Mulher é vítima de estupro coletivo após ir a festa; PM está entre os suspeitos do abuso

Mulher é vítima de estupro coletivo após ir a festa; PM está entre os suspeitos do abuso


Uma jovem de 25 anos foi violentada por seis homens durante uma festa em Águas Lindas de Goiás (GO), na madrugada do último sábado (9/10). A vítima sofreu oito abusos nas quatro horas em que esteve no quarto. A mulher chegou ao evento, numa chácara, no final da tarde de sexta-feira (8/10), já com a intenção de dormir no local e aproveitar a piscina no início do dia seguinte.

Após ser levada para o quarto onde dormiria, por volta das 3h, o primeiro abusador entrou no local, tirou uma arma, que estava na cintura, e jogou em cima da cama. O homem, de acordo com relato da vítima, é o subtenente da Polícia Militar do Distrito Federal (PMDF) Irineu Marques Dias, irmão do organizador da festa, Daniel Marques Dias.

Em depoimento à Polícia Civil de Goiás, a mulher afirmou ainda que pediu ajuda de outras pessoas que estavam na festa, porém, não foi ouvida. O Metrópoles conversou com a jovem na manhã desta quarta-feira (13/10) e, com detalhes chocantes, ela disse que sentiu medo e ficou paralisada durante toda a situação.

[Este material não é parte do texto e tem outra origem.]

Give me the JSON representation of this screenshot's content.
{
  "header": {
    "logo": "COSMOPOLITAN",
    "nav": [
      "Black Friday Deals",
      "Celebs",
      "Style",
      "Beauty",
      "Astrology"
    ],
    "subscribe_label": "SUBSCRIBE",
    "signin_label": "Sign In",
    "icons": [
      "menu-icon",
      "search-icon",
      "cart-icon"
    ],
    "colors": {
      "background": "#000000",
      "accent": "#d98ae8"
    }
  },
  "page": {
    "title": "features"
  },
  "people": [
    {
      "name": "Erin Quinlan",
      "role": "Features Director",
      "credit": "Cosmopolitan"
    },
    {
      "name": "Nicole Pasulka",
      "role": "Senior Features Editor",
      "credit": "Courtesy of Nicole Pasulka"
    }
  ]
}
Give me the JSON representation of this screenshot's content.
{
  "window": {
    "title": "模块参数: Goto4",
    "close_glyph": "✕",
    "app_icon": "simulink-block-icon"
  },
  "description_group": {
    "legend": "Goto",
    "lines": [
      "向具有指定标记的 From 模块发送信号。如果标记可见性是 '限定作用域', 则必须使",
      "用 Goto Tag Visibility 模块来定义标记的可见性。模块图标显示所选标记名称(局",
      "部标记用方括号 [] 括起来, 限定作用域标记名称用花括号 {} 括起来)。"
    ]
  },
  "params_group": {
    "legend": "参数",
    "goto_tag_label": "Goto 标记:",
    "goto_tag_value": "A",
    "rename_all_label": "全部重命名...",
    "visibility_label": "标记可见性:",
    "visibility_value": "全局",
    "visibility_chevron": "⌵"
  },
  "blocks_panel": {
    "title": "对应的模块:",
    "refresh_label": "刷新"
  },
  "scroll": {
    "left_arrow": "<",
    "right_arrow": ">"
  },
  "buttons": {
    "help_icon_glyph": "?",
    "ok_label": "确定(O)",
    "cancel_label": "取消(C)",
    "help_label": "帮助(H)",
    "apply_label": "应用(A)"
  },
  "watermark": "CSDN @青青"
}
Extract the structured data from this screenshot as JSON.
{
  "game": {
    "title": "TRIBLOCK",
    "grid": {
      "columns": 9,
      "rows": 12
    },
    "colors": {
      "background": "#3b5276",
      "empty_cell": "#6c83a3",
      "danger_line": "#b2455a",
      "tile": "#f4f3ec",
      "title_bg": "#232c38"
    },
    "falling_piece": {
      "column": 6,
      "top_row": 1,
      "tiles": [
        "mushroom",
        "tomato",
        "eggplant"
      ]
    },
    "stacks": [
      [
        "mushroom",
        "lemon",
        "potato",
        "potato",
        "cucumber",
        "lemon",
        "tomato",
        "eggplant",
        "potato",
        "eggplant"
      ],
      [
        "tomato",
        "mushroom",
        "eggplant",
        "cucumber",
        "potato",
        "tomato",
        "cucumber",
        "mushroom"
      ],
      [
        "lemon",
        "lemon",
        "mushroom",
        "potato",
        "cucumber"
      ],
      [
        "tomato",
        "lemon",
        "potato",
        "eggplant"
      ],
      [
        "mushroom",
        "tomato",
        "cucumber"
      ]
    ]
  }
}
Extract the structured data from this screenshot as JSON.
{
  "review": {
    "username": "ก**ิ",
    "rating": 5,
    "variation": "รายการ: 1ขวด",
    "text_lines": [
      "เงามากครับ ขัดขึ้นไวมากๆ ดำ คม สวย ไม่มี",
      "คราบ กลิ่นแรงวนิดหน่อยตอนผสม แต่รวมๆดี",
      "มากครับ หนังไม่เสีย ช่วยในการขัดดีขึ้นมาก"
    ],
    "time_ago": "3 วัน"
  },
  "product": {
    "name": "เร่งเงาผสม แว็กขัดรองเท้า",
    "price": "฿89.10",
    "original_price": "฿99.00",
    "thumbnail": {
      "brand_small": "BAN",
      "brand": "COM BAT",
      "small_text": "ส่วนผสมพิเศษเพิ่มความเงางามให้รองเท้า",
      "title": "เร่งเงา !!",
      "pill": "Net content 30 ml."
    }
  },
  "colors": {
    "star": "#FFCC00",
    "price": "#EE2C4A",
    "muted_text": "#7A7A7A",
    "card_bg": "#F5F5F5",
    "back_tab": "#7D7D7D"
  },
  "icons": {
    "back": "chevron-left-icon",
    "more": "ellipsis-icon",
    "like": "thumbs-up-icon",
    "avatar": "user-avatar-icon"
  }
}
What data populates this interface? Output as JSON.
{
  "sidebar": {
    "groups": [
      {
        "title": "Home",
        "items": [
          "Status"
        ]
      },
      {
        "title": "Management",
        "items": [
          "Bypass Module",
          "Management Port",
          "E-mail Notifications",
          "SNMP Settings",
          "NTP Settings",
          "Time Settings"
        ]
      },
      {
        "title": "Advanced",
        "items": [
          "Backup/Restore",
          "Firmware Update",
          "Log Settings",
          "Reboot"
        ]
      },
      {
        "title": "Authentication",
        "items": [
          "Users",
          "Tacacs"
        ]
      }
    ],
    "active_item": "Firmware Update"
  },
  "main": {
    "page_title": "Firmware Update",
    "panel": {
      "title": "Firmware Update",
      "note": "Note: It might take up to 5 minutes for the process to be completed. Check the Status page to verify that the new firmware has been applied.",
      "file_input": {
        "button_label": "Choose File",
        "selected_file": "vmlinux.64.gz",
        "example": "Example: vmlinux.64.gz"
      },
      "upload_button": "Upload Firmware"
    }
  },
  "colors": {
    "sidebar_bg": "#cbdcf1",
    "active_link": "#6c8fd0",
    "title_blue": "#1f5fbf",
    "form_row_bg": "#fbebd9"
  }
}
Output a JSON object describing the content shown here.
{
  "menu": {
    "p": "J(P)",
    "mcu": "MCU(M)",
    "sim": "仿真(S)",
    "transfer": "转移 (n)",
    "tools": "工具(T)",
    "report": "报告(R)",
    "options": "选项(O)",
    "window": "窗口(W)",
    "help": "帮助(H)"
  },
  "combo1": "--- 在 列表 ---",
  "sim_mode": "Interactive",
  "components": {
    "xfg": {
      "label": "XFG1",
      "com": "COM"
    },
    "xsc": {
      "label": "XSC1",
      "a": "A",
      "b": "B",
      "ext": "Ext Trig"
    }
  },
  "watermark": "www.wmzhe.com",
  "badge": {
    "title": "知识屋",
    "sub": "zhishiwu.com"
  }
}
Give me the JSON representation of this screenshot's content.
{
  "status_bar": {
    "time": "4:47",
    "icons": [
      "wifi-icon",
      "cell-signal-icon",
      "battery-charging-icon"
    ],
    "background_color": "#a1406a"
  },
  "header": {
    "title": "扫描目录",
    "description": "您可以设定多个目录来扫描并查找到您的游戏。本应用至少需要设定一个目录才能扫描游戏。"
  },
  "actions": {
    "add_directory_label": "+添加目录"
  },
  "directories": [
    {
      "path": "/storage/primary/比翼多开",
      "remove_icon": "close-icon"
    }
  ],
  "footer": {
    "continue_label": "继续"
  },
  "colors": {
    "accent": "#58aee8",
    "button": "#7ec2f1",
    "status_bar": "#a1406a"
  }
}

“Eu estava com medo por causa da arma, então fiquei quieta. Só passava pela minha cabeça fazer alguma coisa, mas eu não conseguia.” Após o primeiro abuso, o policial militar guardou a arma no armário do quarto pouco antes de os demais estupradores entrarem em contato com a vítima.

Relembre o caso
A moradora de Águas Lindas, que não será identificada na reportagem, foi convidada por um amigo para a festa, no Setor 1 da cidade. Ela chegou ao local por volta de 17h de sexta. “Ele [o amigo] e mais dois rapazes me buscaram em casa e me levaram”, afirma. A irmã dela também esteve no evento, mas chegou depois.

Por volta das 3h e com poucos conhecidos ali, a jovem pediu para duas mulheres a levarem até um quarto para que pudesse dormir. “Eu já estava com sono, cansada. Quando eu entrei no quarto, elas fecharam a porta e saíram. Aí, logo após, entrou o primeiro [homem]. Ele tirou a arma da cintura, jogou na cama e começou a tirar a roupa dele e a minha também”, relata.

A violência, porém, não acabou ali, uma vez que mais cinco homens teriam se revezado para estuprá-la.  “Depois que ele [Irineu] saiu, entraram mais dois. Depois, esses saíram e entraram outros dois. Foram algumas vezes que eles fizeram esse revezamento. Teve uma hora que me deixaram sozinha e apareceu um na janela e ficou me observando lá sem roupa. Viu que eu estava desesperada e não fez nada. Depois disso, ele ainda entrou lá e participou”, narra. O subtenente ainda teria voltado e abusado novamente da vítima antes de um último homem entrar no quarto para repetir o crime.

Já pela manhã, os homens abriram a porta do quarto e a jovem saiu. “Fingi que estava tudo bem, eles abriram a porta, eu achei uma camisa lá e vesti. Depois, vesti a minha por cima, quando achei depois. Fui lá para fora e eles me deram copo com água e me entregaram meu celular, que estava com eles”, conta.

A camisa que ela vestiu ao sair da casa seria do subtenente e teria o nome dele. “Tinha escrito ‘S. Irineu'”, afirma. “Meu celular só tinha 4% de bateria. Eu tentei mandar mensagem para alguém, mas eles ficaram em cima de mim. Pensei que se eu mandasse mensagem eles veriam e não deixariam eu sair de lá”, acrescenta.

Conforme conta a mulher, os agressores ainda lhe ofereceram carona para casa, mas ela conseguiu escapar logo depois. “Eles abriram o portão e queriam me levar embora. Mas eu falei que não e pedi para chamarem um Uber para mim, já que meu celular estava descarregando. Quando um deles virou as costas, eu corri para a rua e saí gritando. Aí, apareceram umas pessoas”, revela.

De acordo com a jovem, vizinhos acionaram os bombeiros e a polícia. Ela foi resgatada pelo Corpo de Bombeiro Militar do Estado de Goiás (CBMGO) e levada ao Hospital Municipal Bom Jesus. Os moradores da região também contataram o irmão da vítima, com quem ela mora, e informaram sobre o ocorrido. “Meu irmão chegou lá no hospital quando eu estava tomando injeção. De lá, fomos direto para a delegacia”, finaliza.